Build: 6/6 turbo tasks pass. 0 new lint errors.

Session 24: Demo Script Gap Fixes (6 Missing Features)

Goal: Fix 6 features referenced in the demo script that didn't exist or were partially wired.

Changes (8 files modified, +537/-91 lines):

  1. Fix 1: PRD Upload (WF2)ChatInput.tsx: Added paperclip/upload button, hidden file input (.txt/.md), attachment badge, file content prepended to message as [PRD: filename].

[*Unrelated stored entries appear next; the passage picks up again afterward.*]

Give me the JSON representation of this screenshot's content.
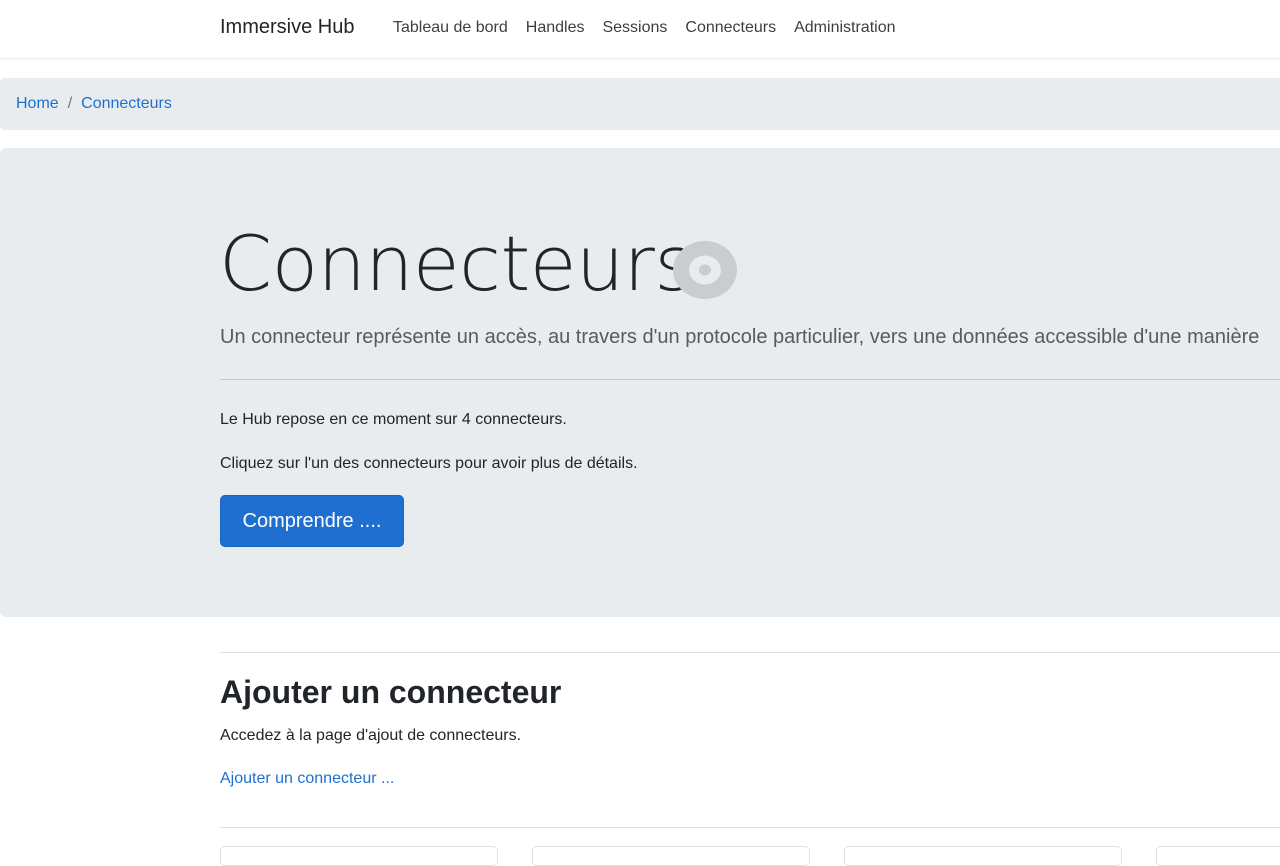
{
  "navbar": {
    "brand": "Immersive Hub",
    "links": [
      "Tableau de bord",
      "Handles",
      "Sessions",
      "Connecteurs",
      "Administration"
    ]
  },
  "breadcrumb": {
    "items": [
      "Home",
      "Connecteurs"
    ],
    "separator": "/"
  },
  "jumbotron": {
    "title": "Connecteurs",
    "icon": "target-icon",
    "lead": "Un connecteur représente un accès, au travers d'un protocole particulier, vers une données accessible d'une manière",
    "text1": "Le Hub repose en ce moment sur 4 connecteurs.",
    "text2": "Cliquez sur l'un des connecteurs pour avoir plus de détails.",
    "button": "Comprendre ...."
  },
  "add_section": {
    "title": "Ajouter un connecteur",
    "text": "Accedez à la page d'ajout de connecteurs.",
    "link": "Ajouter un connecteur ..."
  },
  "colors": {
    "primary": "#1f6fd1",
    "jumbotron_bg": "#e9ecef",
    "text": "#212529"
  }
}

  2. Fix 2: Constraint Registry (WF3)projects.ts: 3 new API routes (GET/POST/DELETE constraints using existing Cosmos constraints container + ConstraintsRepository). ValidationPanel.tsx: "Constraint Registry" section with add form (rule text + type dropdown + enforcement dropdown), constraint list with type/enforcement badges, delete button.

  3. Fix 3: Budget Input at Authorization (WF5)SpecActions.tsx: Imported BudgetInput component, added budgetCeiling/estimatedCost state, renders BudgetInput in "planned" step. Approve & Lock disabled until budget is set. Uses actual estimated cost from plan generation response.

  4. Fix 4: Remediation Execute (WF7)RemediationPlanView.tsx: Added onExecute prop + green "Execute Remediation" button for AUTHORIZED state. failures/page.tsx: Added handleExecute callback calling POST /api/remediation/:id/execute.

  5. Fix 5: Sigma on DAG (WF1)DAGProgress.tsx: Replaced hardcoded "Azure OpenAI" text with σ {value} · {tier}. Color-coded: green (#22c55e) for routine (<0.3), blue (#60a5fa) for standard (0.3-0.7), purple (#a78bfa) for complex (>0.7). Falls back to "Azure OpenAI" if no sigma estimate.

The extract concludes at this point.